Presupuesto bélico: la economía de guerra se come el debate

Ramírez subraya el síntoma más medible: un incremento significativo del gasto militar. En términos presupuestarios, no hace falta duplicar nada para alterar el sistema: basta con una subida del 7% para añadir decenas de miles de millones a un presupuesto que ya se mueve en el entorno de los 900.000 millones de dólares. La aritmética es política: cada punto que sube Defensa suele competir con inversión productiva, infraestructuras o alivio fiscal.

Estados Unidos, además, tiene la ventaja decisiva: capacidad industrial para responder con volumen. Eso permite convertir una estrategia en producción —munición, drones, sistemas antiaéreos— a ritmos que otras potencias tardan años en igualar. Pero esa misma ventaja alimenta el riesgo moral: si puedes fabricar rápido, puedes decidir rápido.

Aquí aparece el dilema central que Ramírez insinúa: ¿se está construyendo una economía de guerra como proyecto o como reflejo? Si es reflejo, la improvisación manda. Y cuando manda, el error es estadística, no excepción.

Rusia, China y la carrera armamentista que no admite pausas

El giro militarista no sucede en el vacío. Ramírez lo encuadra frente a Rusia y China como “los otros grandes jugadores”, capaces de convertir cada movimiento estadounidense en un pretexto para acelerar su propio ciclo de rearme. El resultado es una carrera armamentista que no solo multiplica arsenales, sino que reduce el margen de negociación.

El contraste con etapas anteriores resulta demoledor. En los años 80, la escalada coexistía con canales diplomáticos relativamente estables. Hoy, la velocidad informativa y la polarización hacen que una crisis se decida en horas. Si el Pentágono presume de superioridad y el adversario necesita demostrar capacidad de respuesta, la escalera se vuelve mecánica.
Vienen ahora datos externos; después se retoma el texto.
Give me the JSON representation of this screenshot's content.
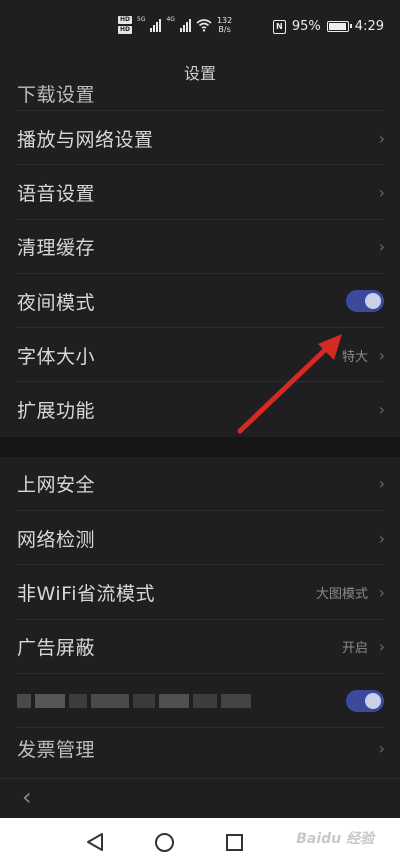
{
  "status_bar": {
    "hd1": "HD",
    "hd2": "HD",
    "net1": "5G",
    "net2": "4G",
    "speed_value": "132",
    "speed_unit": "B/s",
    "nfc": "N",
    "battery": "95%",
    "time": "4:29"
  },
  "title": "设置",
  "list": {
    "partial_top": "下载设置",
    "items_group1": [
      {
        "label": "播放与网络设置",
        "value": ""
      },
      {
        "label": "语音设置",
        "value": ""
      },
      {
        "label": "清理缓存",
        "value": ""
      },
      {
        "label": "夜间模式",
        "toggle": true
      },
      {
        "label": "字体大小",
        "value": "特大"
      },
      {
        "label": "扩展功能",
        "value": ""
      }
    ],
    "items_group2": [
      {
        "label": "上网安全",
        "value": ""
      },
      {
        "label": "网络检测",
        "value": ""
      },
      {
        "label": "非WiFi省流模式",
        "value": "大图模式"
      },
      {
        "label": "广告屏蔽",
        "value": "开启"
      }
    ],
    "partial_bottom": "发票管理",
    "chevron": "›",
    "night_mode_on": true,
    "blurred_toggle_on": true
  },
  "back_symbol": "‹",
  "watermark": "Baidu 经验",
  "colors": {
    "background": "#1f1f21",
    "toggle_on": "#3b4a9a",
    "arrow": "#d42a22"
  }
}
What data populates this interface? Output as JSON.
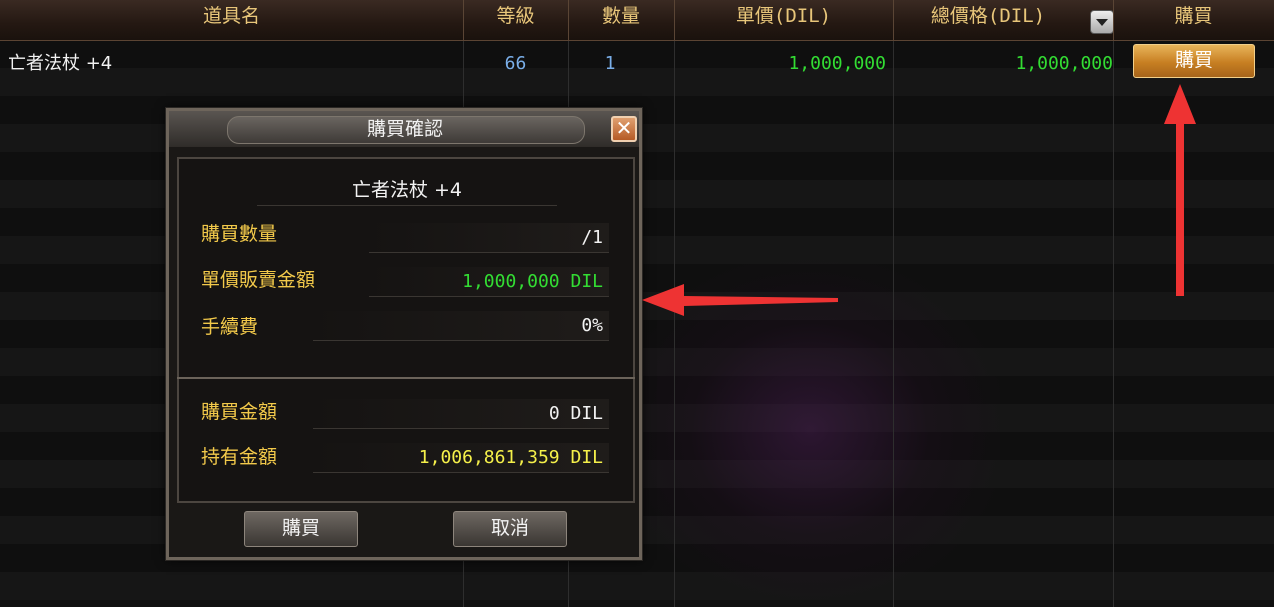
{
  "header": {
    "col_item_name": "道具名",
    "col_level": "等級",
    "col_quantity": "數量",
    "col_unit_price": "單價(DIL)",
    "col_total_price": "總價格(DIL)",
    "col_buy": "購買",
    "sort_icon": "chevron-down-icon"
  },
  "row": {
    "item_name": "亡者法杖 +4",
    "level": "66",
    "quantity": "1",
    "unit_price": "1,000,000",
    "total_price": "1,000,000",
    "buy_label": "購買"
  },
  "dialog": {
    "title": "購買確認",
    "item_name": "亡者法杖 +4",
    "qty_label": "購買數量",
    "qty_value": "/1",
    "unit_price_label": "單價販賣金額",
    "unit_price_value": "1,000,000 DIL",
    "fee_label": "手續費",
    "fee_value": "0%",
    "purchase_amount_label": "購買金額",
    "purchase_amount_value": "0 DIL",
    "held_amount_label": "持有金額",
    "held_amount_value": "1,006,861,359 DIL",
    "buy_button": "購買",
    "cancel_button": "取消"
  },
  "colors": {
    "header_text": "#e8c67a",
    "label_gold": "#f2c94a",
    "value_green": "#33dd33",
    "value_yellow": "#f5f04a",
    "level_blue": "#7aaee8",
    "buy_button": "#d08a2c",
    "arrow_red": "#ee3333"
  }
}
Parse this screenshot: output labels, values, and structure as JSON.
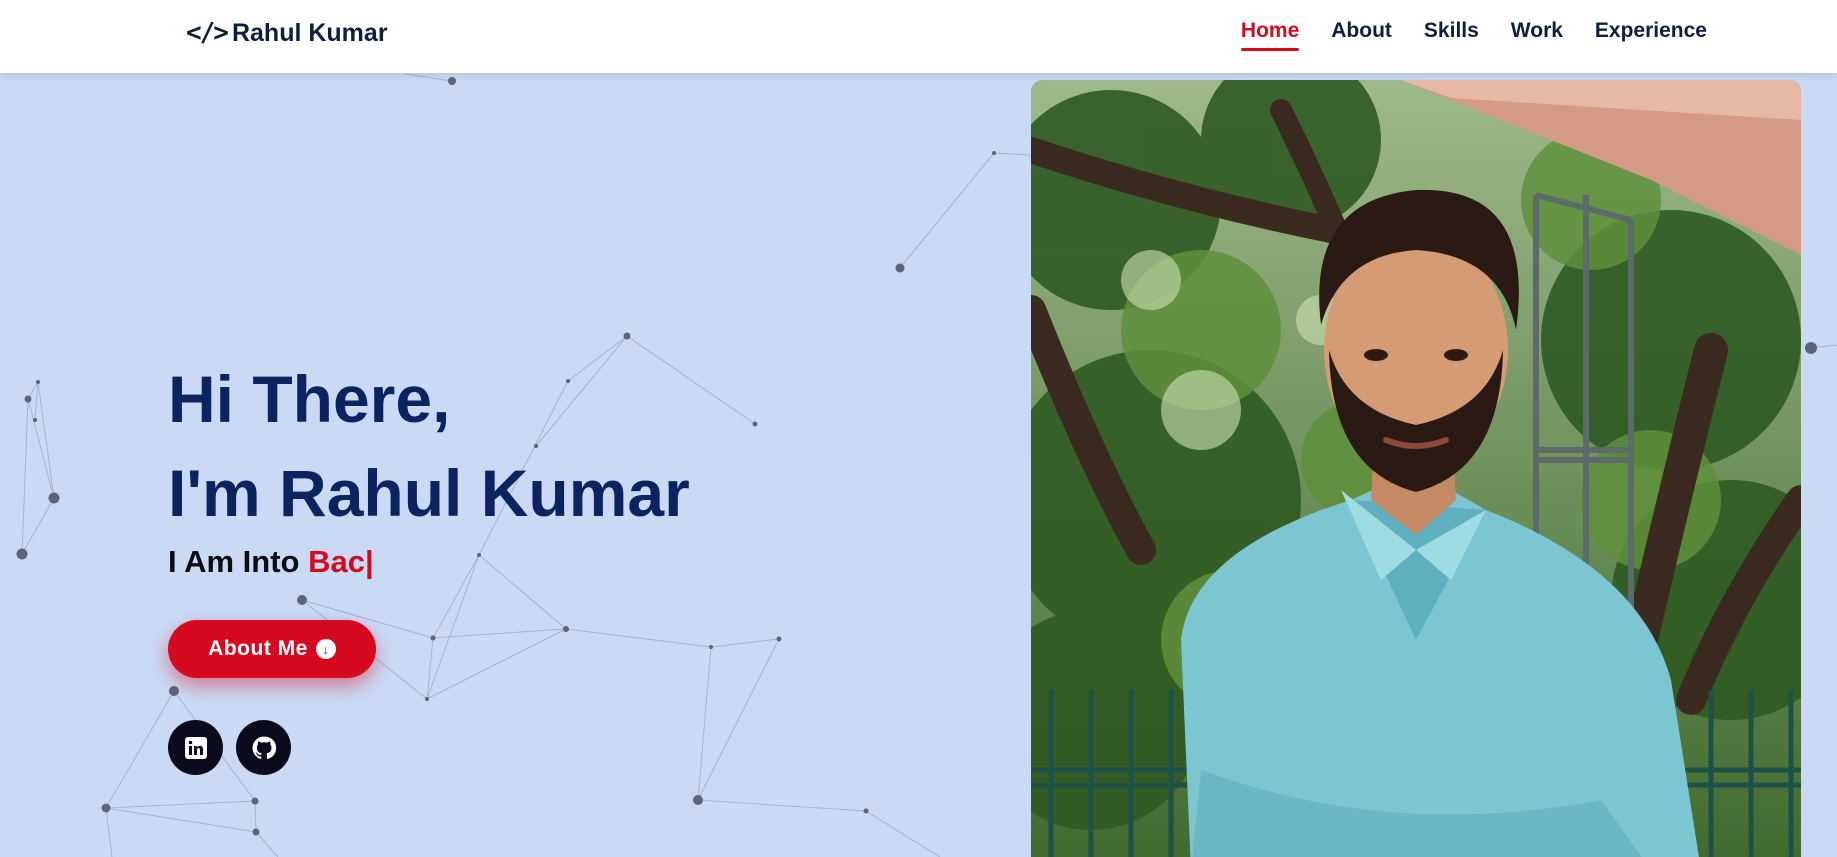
{
  "header": {
    "brand": {
      "icon": "code-icon",
      "name": "Rahul Kumar"
    },
    "nav": [
      {
        "label": "Home",
        "active": true
      },
      {
        "label": "About",
        "active": false
      },
      {
        "label": "Skills",
        "active": false
      },
      {
        "label": "Work",
        "active": false
      },
      {
        "label": "Experience",
        "active": false
      }
    ]
  },
  "hero": {
    "greeting": "Hi There,",
    "intro": "I'm Rahul Kumar",
    "typing_prefix": "I Am Into",
    "typing_text": "Bac|",
    "button": {
      "label": "About Me",
      "icon": "arrow-down-circle-icon"
    },
    "social": [
      {
        "icon": "linkedin-icon"
      },
      {
        "icon": "github-icon"
      }
    ]
  },
  "photo": {
    "subject": "portrait-photo"
  },
  "colors": {
    "background": "#cadaf5",
    "accent": "#d60a1e",
    "heading": "#0b2460",
    "dark": "#0c0b1e"
  }
}
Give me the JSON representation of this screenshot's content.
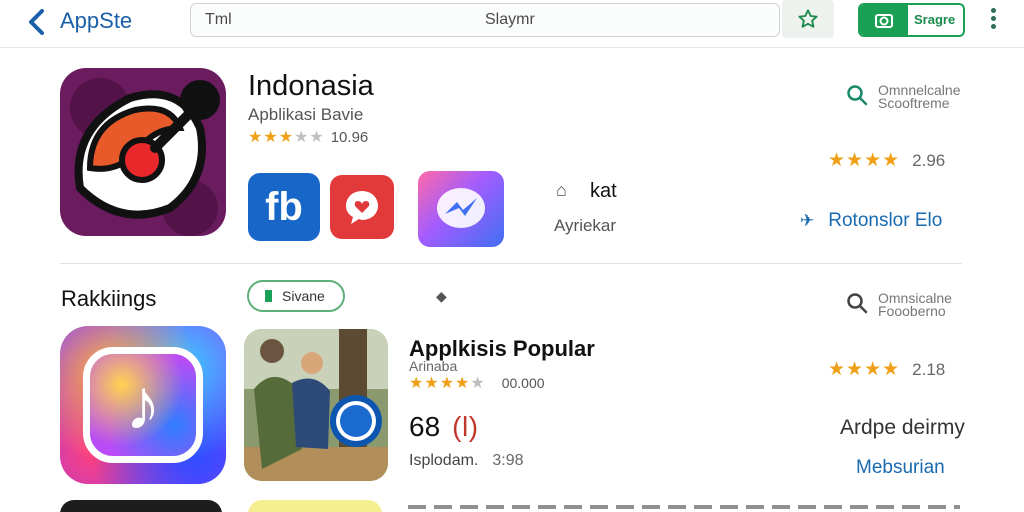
{
  "topbar": {
    "brand": "AppSte",
    "search_left": "Tml",
    "search_mid": "Slaymr",
    "save_label": "Sragre"
  },
  "featured": {
    "title": "Indonasia",
    "subtitle": "Apblikasi Bavie",
    "rating": "10.96",
    "stars_full": 3,
    "kat_label": "kat",
    "kat_sub": "Ayriekar",
    "side_text_1": "Omnnelcalne",
    "side_text_2": "Scooftreme",
    "side_rating": "2.96",
    "side_link": "Rotonslor Elo"
  },
  "ranking": {
    "title": "Rakkiings",
    "chip_label": "Sivane",
    "side_text_1": "Omnsicalne",
    "side_text_2": "Foooberno",
    "app_title": "Applkisis Popular",
    "app_sub": "Arinaba",
    "app_rating": "00.000",
    "count": "68",
    "count_symbol": "(ǀ)",
    "foot_label": "Isplodam.",
    "foot_value": "3:98",
    "side_rating": "2.18",
    "side_label": "Ardpe deirmy",
    "side_link": "Mebsurian"
  },
  "colors": {
    "accent_blue": "#1a5fa8",
    "accent_green": "#1aa054",
    "star": "#f0a018"
  },
  "icons": [
    "chevron-left-icon",
    "star-icon",
    "camera-icon",
    "kebab-icon",
    "search-icon",
    "pin-icon",
    "home-icon",
    "tag-icon"
  ]
}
Ramírez apunta al riesgo más peligroso: el “accidente” que nadie planifica. Un incidente en una ruta marítima, un dron derribado, un error de cálculo. En escenarios así, el coste económico llega antes que la victoria: primas de seguro, petróleo al alza, financiación más cara. Un simple repunte de 15%-20% en energía puede trasladarse a inflación global en cuestión de semanas.

Argentina: la soberanía comprometida como coste oculto

En el tramo latinoamericano, la lectura del analista es directa: la Argentina de Milei aparece cada vez más alineada con Washington, y eso abre un debate incómodo sobre márgenes de autonomía. No se trata solo de gestos diplomáticos, sino de dependencia financiera, energética y comercial. Cuando un país negocia su estabilidad con acreedores y mercados, la política exterior se vuelve parte del precio.

Ramírez alerta del peligro de confundir afinidad ideológica con interés nacional. La afinidad es narrativa; el interés es contabilidad. Una economía que necesita bajar el riesgo país se vuelve sensible a cualquier giro geopolítico, y una alineación sin matices puede incrementar esa sensibilidad. Un aumento de 150 puntos básicos en el coste de financiación, por ejemplo, puede comerse buena parte del ajuste fiscal en meses.

La crisis de identidad política aparece como telón de fondo: ¿puede un gobierno que se define como soberanista sostener una dependencia externa creciente? El debate es más profundo que la coyuntura: toca el modelo de inserción internacional de Argentina.